10 使用NCBI下载的基因组和gff文件进行基因家族分析时,保留编码蛋白基因的命令似乎无法识别NCBI的gff文件(描述中为日志,图片为尝试获取的gff文件)

attachments-2024-07-GnPce62866a9c98cb84a4.png以下是日志

[root@b3b8d8255335  13:06:20 ~]# cd $workdir

[root@b3b8d8255335  13:06:34 /work/desaturase]# cd 01.data_prepare

[root@b3b8d8255335  13:06:41 /work/desaturase/01.data_prepare]# ll

total 0

-rwxr-xr-x 1 root root 152M Jul 23 16:04 Branchiostoma_floridae.fa.gz

-rwxr-xr-x 1 root root  11K Jul 31 11:25 Branchiostoma_floridae.gff.agat.log

-rwxr-xr-x 1 root root  14M Jul 23 16:05 Branchiostoma_floridae.gff.gz

-rwxr-xr-x 1 root root 2.7K Jul 31 12:04 Danio_rerio.GRCz11.112.chr.gff3.agat.log

-rwxr-xr-x 1 root root  17M Jul 23 20:47 Danio_rerio.GRCz11.112.chr.gff3.gz

-rwxr-xr-x 1 root root 629M Jul 23 19:22 Danio_rerio.GRCz11.dna.toplevel.fa.gz

-rwxr-xr-x 1 root root 117K Jul 17 17:53 degs.hmm

-r-xr-xr-x 1 root root 615K Jul 23 16:07 FAD_gen_result.tar.gz

-rwxr-xr-x 1 root root 1.3G Jul 25 00:07 GCF_902713615.1_sScyCan1.1_genomic.fa.gz

-rwxr-xr-x 1 root root  16M Jul 24 23:32 GCF_902713615.1_sScyCan1.1_genomic.gff.gz

-rwxr-xr-x 1 root root  18K Apr 22 19:16 general.hmm

-rwxr-xr-x 1 root root  45M Jul 23 17:23 Homo_sapiens.GRCh38.112.chr.gff3.gz

-rwxr-xr-x 1 root root 894M Jul 23 18:54 Homo_sapiens.GRCh38.dna.toplevel.fa.gz

-rwxr-xr-x 1 root root 9.1M Jul 23 18:16 Latimeria_chalumnae.LatCha1.112.gff3.gz

-rwxr-xr-x 1 root root 658M Jul 23 18:15 Latimeria_chalumnae.LatCha1.dna.toplevel.fa.gz

-rwxr-xr-x 1 root root 8.8M Jul 23 17:20 Petromyzon_marinus.Pmarinus_7.0.112.gff3.gz

-rwxr-xr-x 1 root root 187M Jul 23 17:38 Petromyzon_marinus.Pmarinus_7.0.dna.toplevel.fa.gz

drwxrwxrwx 1 root root 4.0K Jul 23 15:54 result

[root@b3b8d8255335  13:06:42 /work/desaturase/01.data_prepare]# genome=Branchiostoma_floridae.fa.gz

[root@b3b8d8255335  13:07:12 /work/desaturase/01.data_prepare]# gff=Branchiostoma_floridae.gff.gz

[root@b3b8d8255335  13:07:24 /work/desaturase/01.data_prepare]# species=Branchiostoma_floridae

[root@b3b8d8255335  13:07:32 /work/desaturase/01.data_prepare]# agat_sp_filter_feature_by_attribute_value.pl --gff  $gff --attribute gene_biotype --value protein_coding -t '!' -o $species.protein_coding.gff3

Using standard /share/work/biosoft/perl/perl-5.22.1/lib/site_perl/5.22.1/auto/share/dist/AGAT/config.yaml file

07/31/2024 at 13h07m54s

usage: /share/work/biosoft/perl/latest/bin/agat_sp_filter_feature_by_attribute_value.pl --gff Branchiostoma_floridae.gff.gz --attribute gene_biotype --value protein_coding -t ! -o Branchiostoma_floridae.protein_coding.gff3

We will discard all features that have the attribute gene_biotype with the value ne protein_coding.

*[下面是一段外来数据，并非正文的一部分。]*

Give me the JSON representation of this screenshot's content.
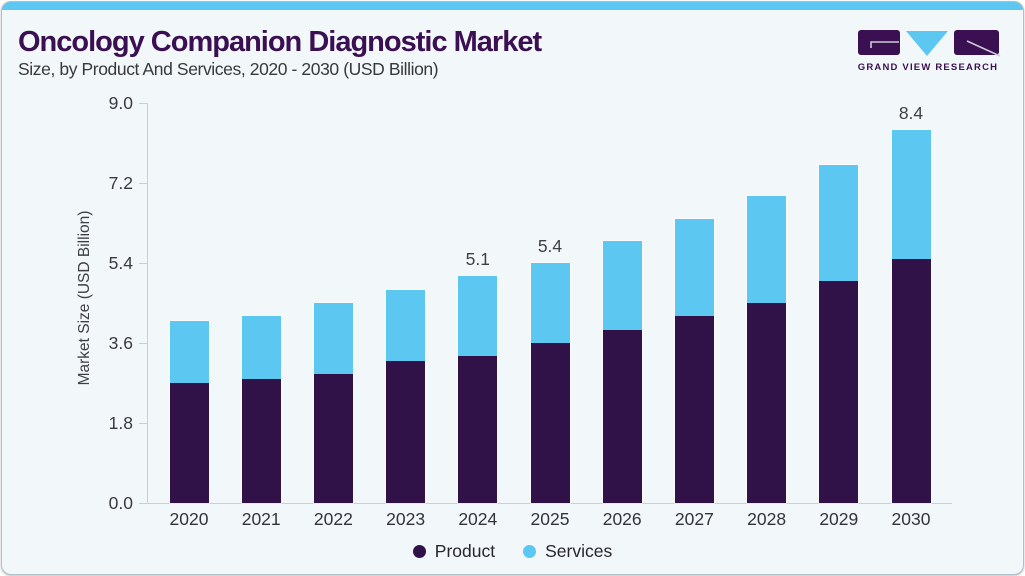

Can not open Branchiostoma_floridae.gff.agat.log for printing: No such file or directoryprint() on closed filehandle $log at /share/work/biosoft/perl/perl-5.22.1/lib/site_perl/5.22.1/AGAT/Utilities.pm line 297.

print() on closed filehandle $log at /share/work/biosoft/perl/perl-5.22.1/lib/site_perl/5.22.1/AGAT/OmniscientI.pm line 151.

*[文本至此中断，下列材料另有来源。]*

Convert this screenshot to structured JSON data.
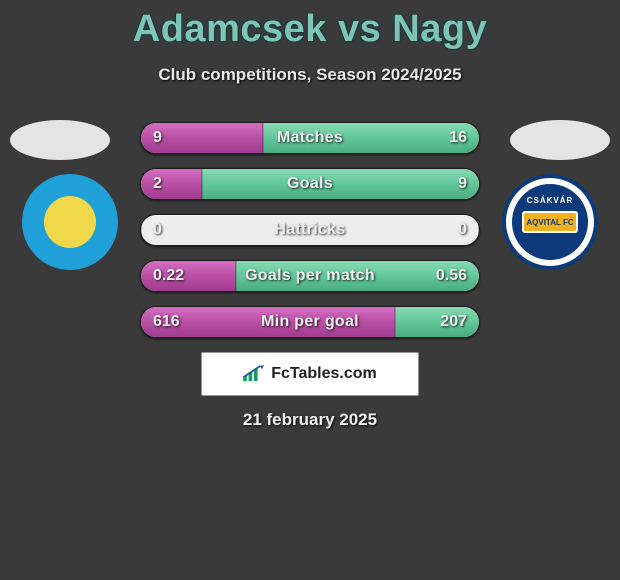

print() on closed filehandle $log at /share/work/biosoft/perl/perl-5.22.1/lib/site_perl/5.22.1/AGAT/OmniscientI.pm line 152.

********************************************************************************

*                              - Start parsing -                               *

********************************************************************************

print() on closed filehandle $log at /share/work/biosoft/perl/perl-5.22.1/lib/site_perl/5.22.1/AGAT/Utilities.pm line 297.

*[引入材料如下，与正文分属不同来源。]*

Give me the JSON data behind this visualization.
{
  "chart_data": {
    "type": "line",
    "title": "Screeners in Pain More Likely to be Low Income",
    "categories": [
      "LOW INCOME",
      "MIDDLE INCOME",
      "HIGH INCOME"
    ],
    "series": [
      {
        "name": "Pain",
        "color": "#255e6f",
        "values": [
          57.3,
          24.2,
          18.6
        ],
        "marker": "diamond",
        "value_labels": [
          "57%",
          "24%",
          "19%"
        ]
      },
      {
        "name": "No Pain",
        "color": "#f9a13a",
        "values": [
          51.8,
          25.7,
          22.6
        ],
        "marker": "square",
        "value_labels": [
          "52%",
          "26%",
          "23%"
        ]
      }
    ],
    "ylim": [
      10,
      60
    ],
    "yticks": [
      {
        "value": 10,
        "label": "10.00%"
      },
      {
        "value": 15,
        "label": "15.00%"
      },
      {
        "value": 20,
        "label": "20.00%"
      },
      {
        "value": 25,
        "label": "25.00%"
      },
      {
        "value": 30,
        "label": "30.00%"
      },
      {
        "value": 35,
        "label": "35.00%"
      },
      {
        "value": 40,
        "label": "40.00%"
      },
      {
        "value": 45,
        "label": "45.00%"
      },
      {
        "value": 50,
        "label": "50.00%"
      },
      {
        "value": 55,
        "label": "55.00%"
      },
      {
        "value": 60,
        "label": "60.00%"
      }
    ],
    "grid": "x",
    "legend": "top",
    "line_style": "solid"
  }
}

-------------------------- parse options and metadata --------------------------

print() on closed filehandle $log at /share/work/biosoft/perl/perl-5.22.1/lib/site_perl/5.22.1/AGAT/Utilities.pm line 297.

=> Accessing the feature_levels YAML file

print() on closed filehandle $log at /share/work/biosoft/perl/perl-5.22.1/lib/site_perl/5.22.1/AGAT/Utilities.pm line 297.

Using standard /share/work/biosoft/perl/perl-5.22.1/lib/site_perl/5.22.1/auto/share/dist/AGAT/feature_levels.yaml file

print() on closed filehandle $log at /share/work/biosoft/perl/perl-5.22.1/lib/site_perl/5.22.1/AGAT/Utilities.pm line 297.

=> Attribute used to group features when no Parent/ID relationship exists (i.e common tag):

print() on closed filehandle $log at /share/work/biosoft/perl/perl-5.22.1/lib/site_perl/5.22.1/AGAT/Utilities.pm line 297.

        * locus_tag

print() on closed filehandle $log at /share/work/biosoft/perl/perl-5.22.1/lib/site_perl/5.22.1/AGAT/Utilities.pm line 297.

        * gene_id

print() on closed filehandle $log at /share/work/biosoft/perl/perl-5.22.1/lib/site_perl/5.22.1/AGAT/Utilities.pm line 297.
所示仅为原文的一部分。